Sie glaubte, darin einen versteckten Vorwurf zu hören, und atmete tief durch, ehe sie antwortete: „Es handelt sich um ein Joint Venture, ein Gemeinschaftsunternehmen.“
„Von wem haben Sie das Startkapital?“
Obwohl es wie eine beiläufige Frage klang, lag ihr eine scharfe Entgegnung auf der Zunge. Sie beherrschte sich jedoch und erklärte: „Das ist allein meine Sache, wie ich finde.“
„Wenn Tom Ihnen finanziell geholfen hätte, wäre es auch meine Sache“, wandte er ein.
„Da haben Sie recht“, gab sie ärgerlich zu und zögerte sekundenlang, ehe sie wahrheitsgemäß hinzufügte: „Das Startkapital konnte ich selbst aufbringen.“
Sollte er doch glauben, was er wollte. Wahrscheinlich würde er sowieso erfahren, dass Tom ihr nach der Geschäftseröffnung ein Darlehen gewährt hatte. Vielleicht hatte er sie in seinem Testament erwähnt und ihr sogar die Schulden erlassen.

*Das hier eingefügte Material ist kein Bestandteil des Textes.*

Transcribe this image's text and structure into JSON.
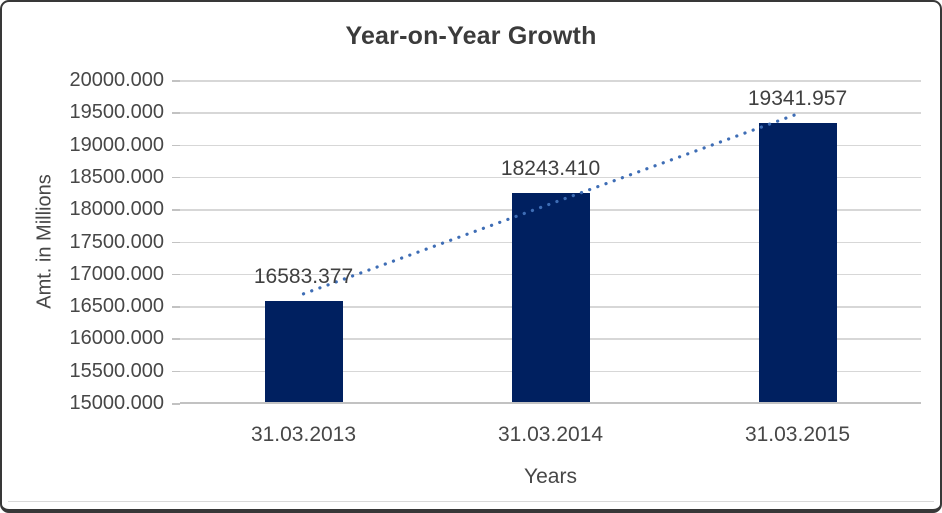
{
  "chart_data": {
    "type": "bar",
    "title": "Year-on-Year Growth",
    "xlabel": "Years",
    "ylabel": "Amt. in Millions",
    "categories": [
      "31.03.2013",
      "31.03.2014",
      "31.03.2015"
    ],
    "values": [
      16583.377,
      18243.41,
      19341.957
    ],
    "data_labels": [
      "16583.377",
      "18243.410",
      "19341.957"
    ],
    "y_ticks": [
      "20000.000",
      "19500.000",
      "19000.000",
      "18500.000",
      "18000.000",
      "17500.000",
      "17000.000",
      "16500.000",
      "16000.000",
      "15500.000",
      "15000.000"
    ],
    "ylim": [
      15000,
      20000
    ],
    "grid": true,
    "legend": "none",
    "bar_color": "#002060",
    "gridline_color": "#d7d7d7",
    "axis_line_color": "#c2c2c2",
    "text_color": "#474747",
    "trendline": {
      "type": "linear",
      "style": "dotted",
      "color": "#3e6db5",
      "start_value": 16690,
      "end_value": 19475
    }
  }
}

Und wenn nicht, werde ich Luc als dem Alleinerben den Betrag so schnell wie möglich zurückzahlen, dachte sie.
„Ist es lukrativ?“, erkundigte er sich kühl.
„Ja“, lautete ihre kurz angebundene Antwort, während sie das Lenkrad angespannt umklammerte und auf den unbefestigten Weg abbog, der in die mit Urwäldern bedeckten Berge in der Mitte der Insel führte.

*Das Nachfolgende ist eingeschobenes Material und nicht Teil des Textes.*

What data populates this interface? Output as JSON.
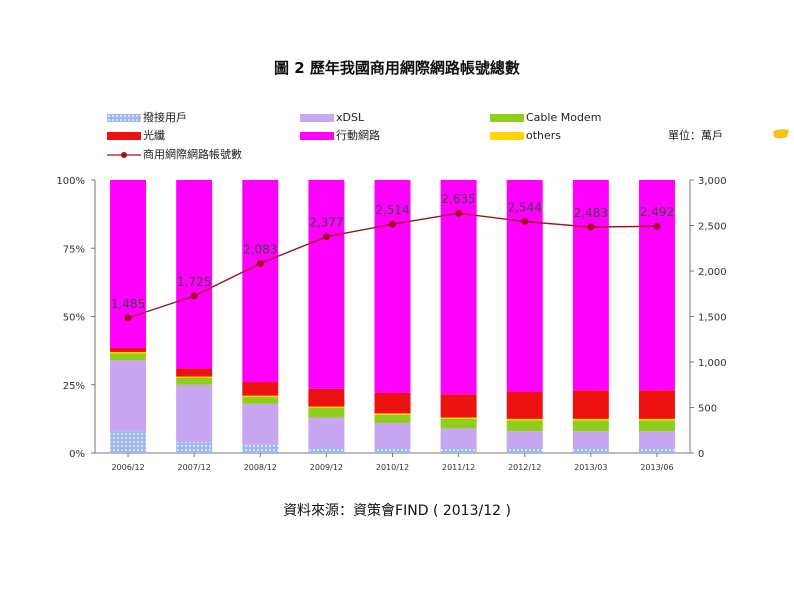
{
  "chart_data": {
    "type": "bar",
    "title": "圖 2 歷年我國商用網際網路帳號總數",
    "unit_label": "單位：萬戶",
    "source": "資料來源：資策會FIND ( 2013/12 )",
    "categories": [
      "2006/12",
      "2007/12",
      "2008/12",
      "2009/12",
      "2010/12",
      "2011/12",
      "2012/12",
      "2013/03",
      "2013/06"
    ],
    "left_axis": {
      "ylim": [
        0,
        100
      ],
      "ticks": [
        "0%",
        "25%",
        "50%",
        "75%",
        "100%"
      ]
    },
    "right_axis": {
      "ylim": [
        0,
        3000
      ],
      "ticks": [
        "0",
        "500",
        "1,000",
        "1,500",
        "2,000",
        "2,500",
        "3,000"
      ]
    },
    "series": [
      {
        "name": "撥接用戶",
        "color": "#9fb8ec",
        "pattern": true,
        "values": [
          8,
          4,
          3,
          2,
          2,
          2,
          2,
          2,
          2
        ]
      },
      {
        "name": "xDSL",
        "color": "#c8a6f2",
        "values": [
          26,
          21,
          15,
          11,
          9,
          7,
          6,
          6,
          6
        ]
      },
      {
        "name": "Cable Modem",
        "color": "#8fce1a",
        "values": [
          2.5,
          2.5,
          2.5,
          3.5,
          3,
          3.5,
          4,
          4,
          4
        ]
      },
      {
        "name": "others",
        "color": "#ffd400",
        "values": [
          0.5,
          0.5,
          0.5,
          0.5,
          0.5,
          0.5,
          0.5,
          0.5,
          0.5
        ]
      },
      {
        "name": "光纖",
        "color": "#ee1111",
        "values": [
          1.5,
          3,
          5,
          6.5,
          7.5,
          8.5,
          10,
          10.5,
          10.5
        ]
      },
      {
        "name": "行動網路",
        "color": "#ff00ff",
        "values": [
          61.5,
          69,
          74,
          76.5,
          78,
          78.5,
          77.5,
          77,
          77
        ]
      }
    ],
    "line_series": {
      "name": "商用網際網路帳號數",
      "color": "#a0101a",
      "values": [
        1485,
        1725,
        2083,
        2377,
        2514,
        2635,
        2544,
        2483,
        2492
      ],
      "labels": [
        "1,485",
        "1,725",
        "2,083",
        "2,377",
        "2,514",
        "2,635",
        "2,544",
        "2,483",
        "2,492"
      ]
    }
  }
}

Unbeeindruckt von dem holprigen Weg, dem Abgrund auf der einen Seite und dem Schwein, das nur langsam aufstand, um ihnen Platz zu machen, betrachtete Luc die Papayaplantage, an der sie vorbeifuhren.
„Hier in der Gegend holen wir uns die Zutaten für unsere Produkte“, erzählte sie. „Die Besitzer haben mir gegen ein Entgelt das Recht eingeräumt, dass ich drei Monate im Jahr auf ihrem Land ernten darf. Die Pflanzen haben dann Zeit, sich zu erholen, und das Beschneiden fördert offenbar ihr Wachstum.“
„Wie viele Mitarbeiter beschäftigen Sie dafür?“
„Das organisieren die Besitzer selbst.“
Sie hielt auf dem großen Parkplatz am Ende des Weges an. „Von hier aus hat man einen herrlichen Blick über die Insel“, sagte sie und stieg aus.
Er folgte ihr, und sie war sich wieder einmal seiner charismatischen Ausstrahlung allzu sehr bewusst. Die von der Sonne gebleichten Strähnen in seinem braunen Haar schimmerten golden. Vermutlich war seine leicht gebräunte Haut das Erbe seiner französischen Mutter.
Sein Blick wirkte wie immer kühl und unbeteiligt, doch Jo konnte sich durchaus vorstellen, dass es in bestimmten Situationen in seinen Augen sanft oder leidenschaftlich aufleuchtete.
Sie erbebte insgeheim und verdrängte den Gedanken rasch wieder. Obwohl sie ihn erst kurze Zeit kannte, war sie sich ziemlich sicher, dass er zu solchen Regungen nur ganz selten fähig war.
Doch eigentlich konnte sie sich noch gar kein Urteil über ihn erlauben, außerdem war sie gut aussehenden Männern gegenüber sowieso voreingenommen.
Sie nahm sich zusammen und konzentrierte sich darauf, ihm die Sehenswürdigkeiten zu zeigen.
„Der einzige Fluss der Insel mündet dort unter uns ins Meer und sorgt so dafür, dass sich die Korallen an der Stelle nicht weiter ausbreiten.“ Sie hörte sich an wie eine erfahrene Reiseleiterin. „Die Lücke im Riff und die Lagune bilden eine Art Naturhafen, den die ersten Siedler benutzten.“
„Wann und woher kamen sie?“ Seine Stimme klang ruhig und sachlich, doch sein durchdringender Blick verursachte ihr Herzklopfen.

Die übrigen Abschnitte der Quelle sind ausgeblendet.